Cardiologist Rita Redberg, a professor of medicine at the University of California San Francisco, looked into this question after the 2007 study failed to cause a sea change in practice. She and other researchers ran focus groups with cardiologists and published their results in Archives of Internal Medicine. What they found then was that inserting stents in patients who had narrowing and hardening of artery walls (called atherosclerosis, a precursor to coronary artery disease) had become an entrenched approach for treatment. And in this case, the study said, “nonclinical factors appear to have substantial influence on physician decision making.” Doctors reported that patients wanted stents, and doctors “thought patients were better despite lack of evidence to support that belief.” 

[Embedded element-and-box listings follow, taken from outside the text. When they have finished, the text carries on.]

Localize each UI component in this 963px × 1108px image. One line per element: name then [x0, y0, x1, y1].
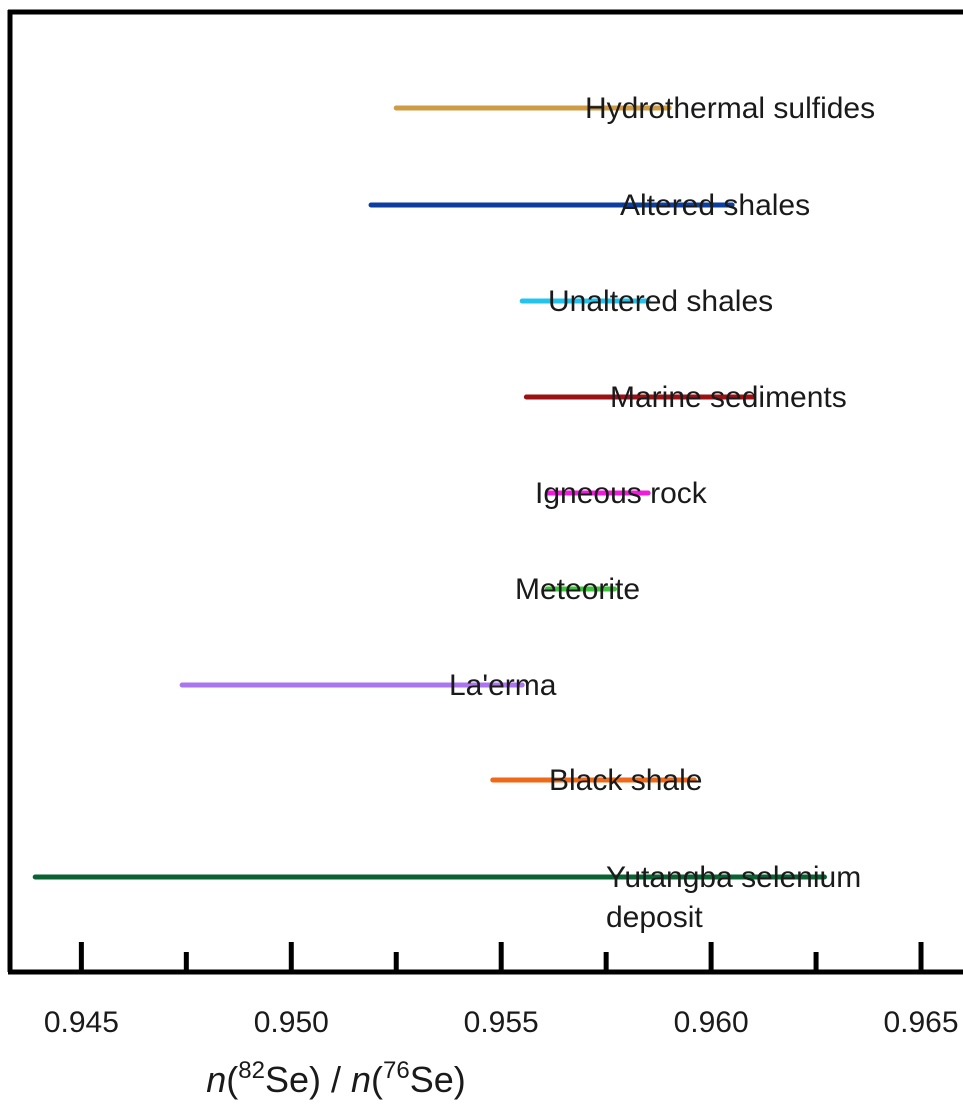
- tick-label: 0.965: [883, 1006, 958, 1039]
- tick-label: 0.960: [674, 1006, 749, 1039]
- range-labels: Hydrothermal sulfides Altered shales Unalt…: [449, 92, 875, 934]
- range-label: Igneous rock: [535, 477, 708, 510]
- range-label: deposit: [606, 901, 703, 934]
- range-label: La'erma: [449, 669, 557, 702]
- range-label: Black shale: [549, 764, 702, 797]
- range-label: Yutangba selenium: [606, 861, 861, 894]
- tick-label: 0.945: [44, 1006, 119, 1039]
- range-label: Marine sediments: [610, 381, 847, 414]
- range-label: Altered shales: [620, 189, 810, 222]
- x-axis-title: n(82Se) / n(76Se): [206, 1057, 466, 1100]
- range-label: Hydrothermal sulfides: [585, 92, 875, 125]
- tick-label: 0.950: [254, 1006, 329, 1039]
- tick-label: 0.955: [464, 1006, 539, 1039]
- range-label: Meteorite: [515, 573, 640, 606]
- x-axis-ticks: 0.945 0.950 0.955 0.960 0.965: [44, 942, 959, 1039]
- range-bars: [32, 105, 827, 880]
- range-label: Unaltered shales: [548, 285, 773, 318]
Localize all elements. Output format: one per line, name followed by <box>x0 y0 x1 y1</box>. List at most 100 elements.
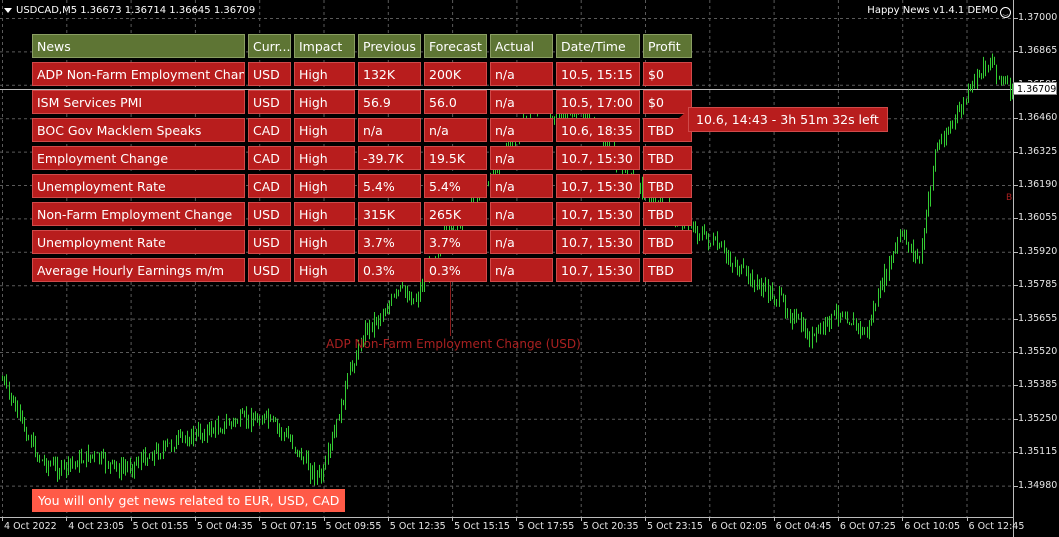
price-label: 1.34980 <box>1018 479 1058 491</box>
cell-profit: TBD <box>643 174 692 198</box>
cell-datetime: 10.7, 15:30 <box>556 174 640 198</box>
cell-profit: TBD <box>643 118 692 142</box>
cell-impact: High <box>294 174 355 198</box>
cell-actual: n/a <box>490 258 553 282</box>
time-tick <box>323 518 325 521</box>
time-tick <box>516 518 518 521</box>
time-label: 5 Oct 07:15 <box>261 521 318 532</box>
cell-currency: USD <box>248 90 291 114</box>
cell-news: BOC Gov Macklem Speaks <box>32 118 245 142</box>
cell-profit: TBD <box>643 230 692 254</box>
cell-previous: 56.9 <box>358 90 421 114</box>
price-label: 1.36325 <box>1018 145 1058 157</box>
cell-news: ADP Non-Farm Employment Change <box>32 62 245 86</box>
price-tick <box>1014 118 1018 120</box>
countdown-tooltip: 10.6, 14:43 - 3h 51m 32s left <box>688 107 888 132</box>
cell-previous: 315K <box>358 202 421 226</box>
cell-currency: CAD <box>248 146 291 170</box>
header-profit[interactable]: Profit <box>643 34 692 58</box>
price-tick <box>1014 18 1018 19</box>
time-label: 5 Oct 09:55 <box>325 521 382 532</box>
cell-actual: n/a <box>490 174 553 198</box>
cell-currency: USD <box>248 202 291 226</box>
time-label: 5 Oct 20:35 <box>582 521 639 532</box>
time-tick <box>452 518 454 521</box>
price-label: 1.36055 <box>1018 212 1058 224</box>
time-label: 6 Oct 10:05 <box>904 521 961 532</box>
cell-impact: High <box>294 258 355 282</box>
time-tick <box>194 518 196 521</box>
price-axis[interactable]: 1.370001.368651.365951.364601.363251.361… <box>1013 0 1059 537</box>
header-actual[interactable]: Actual <box>490 34 553 58</box>
cell-previous: -39.7K <box>358 146 421 170</box>
cell-currency: USD <box>248 62 291 86</box>
time-label: 6 Oct 04:45 <box>775 521 832 532</box>
smiley-icon: ‿ <box>1000 7 1011 18</box>
ea-label-text: Happy News v1.4.1 DEMO <box>867 5 998 16</box>
time-label: 5 Oct 23:15 <box>647 521 703 532</box>
cell-impact: High <box>294 146 355 170</box>
time-axis[interactable]: 4 Oct 2022 4 Oct 23:05 5 Oct 01:55 5 Oct 04… <box>0 517 1024 537</box>
price-label: 1.35115 <box>1018 446 1058 458</box>
time-tick <box>130 518 132 521</box>
cell-currency: USD <box>248 258 291 282</box>
price-tick <box>1014 151 1018 153</box>
time-tick <box>259 518 261 521</box>
cell-previous: 5.4% <box>358 174 421 198</box>
price-tick <box>1014 218 1018 220</box>
cell-impact: High <box>294 230 355 254</box>
price-label: 1.36190 <box>1018 179 1058 190</box>
symbol-info: USDCAD,M5 1.36673 1.36714 1.36645 1.3670… <box>4 5 255 16</box>
header-forecast[interactable]: Forecast <box>424 34 487 58</box>
cell-news: Non-Farm Employment Change <box>32 202 245 226</box>
cell-previous: 0.3% <box>358 258 421 282</box>
header-previous[interactable]: Previous <box>358 34 421 58</box>
time-label: 5 Oct 04:35 <box>196 521 253 532</box>
price-label: 1.35920 <box>1018 245 1058 257</box>
cell-currency: CAD <box>248 118 291 142</box>
time-label: 4 Oct 23:05 <box>68 521 125 532</box>
cell-impact: High <box>294 202 355 226</box>
price-label: 1.36460 <box>1018 112 1058 124</box>
countdown-pointer-icon <box>678 110 688 128</box>
cell-actual: n/a <box>490 62 553 86</box>
header-impact[interactable]: Impact <box>294 34 355 58</box>
header-datetime[interactable]: Date/Time <box>556 34 640 58</box>
time-label: 6 Oct 07:25 <box>839 521 896 532</box>
price-tick <box>1014 352 1018 353</box>
cell-datetime: 10.7, 15:30 <box>556 202 640 226</box>
cell-datetime: 10.5, 15:15 <box>556 62 640 86</box>
time-tick <box>2 518 3 521</box>
price-label: 1.35250 <box>1018 412 1058 424</box>
cell-currency: USD <box>248 230 291 254</box>
header-currency[interactable]: Curr... <box>248 34 291 58</box>
time-tick <box>773 518 775 521</box>
cell-impact: High <box>294 118 355 142</box>
price-tick <box>1014 452 1018 454</box>
price-label: 1.37000 <box>1018 12 1058 23</box>
cell-currency: CAD <box>248 174 291 198</box>
time-tick <box>387 518 389 521</box>
price-tick <box>1014 185 1018 186</box>
cell-datetime: 10.7, 15:30 <box>556 258 640 282</box>
cell-forecast: 0.3% <box>424 258 487 282</box>
cell-forecast: 5.4% <box>424 174 487 198</box>
dropdown-triangle-icon[interactable] <box>4 7 12 13</box>
cell-datetime: 10.7, 15:30 <box>556 146 640 170</box>
cell-news: Employment Change <box>32 146 245 170</box>
cell-actual: n/a <box>490 118 553 142</box>
currency-notice: You will only get news related to EUR, U… <box>32 489 346 512</box>
time-tick <box>837 518 839 521</box>
cell-forecast: 56.0 <box>424 90 487 114</box>
cell-actual: n/a <box>490 230 553 254</box>
header-news[interactable]: News <box>32 34 245 58</box>
price-label: 1.36865 <box>1018 45 1058 57</box>
cell-news: Average Hourly Earnings m/m <box>32 258 245 282</box>
time-label: 5 Oct 17:55 <box>518 521 575 532</box>
price-tick <box>1014 485 1018 487</box>
cell-news: Unemployment Rate <box>32 174 245 198</box>
cell-actual: n/a <box>490 202 553 226</box>
time-tick <box>580 518 582 521</box>
cell-previous: n/a <box>358 118 421 142</box>
time-tick <box>966 518 968 521</box>
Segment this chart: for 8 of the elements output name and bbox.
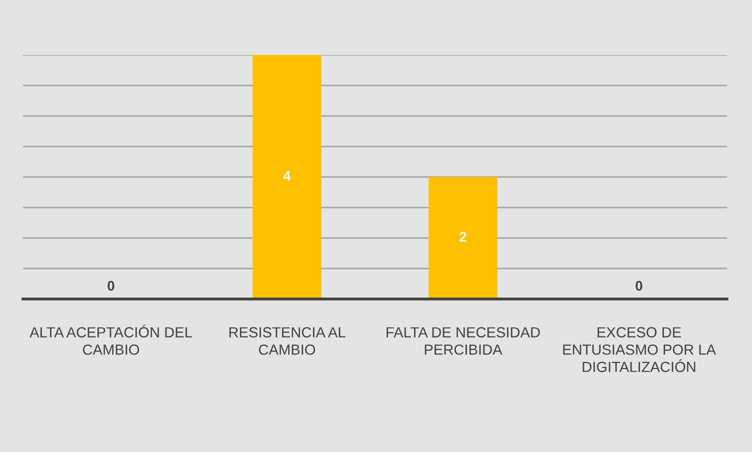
- data-label: 4: [283, 171, 291, 181]
- x-tick-label: FALTA DE NECESIDAD PERCIBIDA: [386, 327, 540, 355]
- data-label: 0: [636, 280, 642, 291]
- x-tick-label: EXCESO DE ENTUSIASMO POR LA DIGITALIZACIÓN: [563, 327, 716, 372]
- data-label: 0: [108, 280, 114, 291]
- data-label: 2: [460, 232, 466, 242]
- x-tick-label: RESISTENCIA AL CAMBIO: [229, 327, 346, 355]
- x-tick-label: ALTA ACEPTACIÓN DEL CAMBIO: [30, 324, 192, 355]
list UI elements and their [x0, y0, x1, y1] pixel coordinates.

While it would seem to make sense — to a layperson, anyway — that keeping an artery open could prevent a deadly blockage down the road, Redberg explains that atherosclerosis actually involves something more like a web of problems. “Atherosclerosis is a generalized, diffuse process, and stents treat only discrete lesions,” she says. What’s more, “heart attacks are more likely to occur in arteries or areas that have some mild plaquing but are not blocked or narrowed much.”

And stents, she notes, don’t come without risks, which include everything from a fistula where the catheter is inserted, to cancer from the radiation involved, to kidney damage from the contrast agent used, to, finally, heart attack from, of all things, the stent itself, which can clot — turning it from an effective placebo to something a whole lot worse.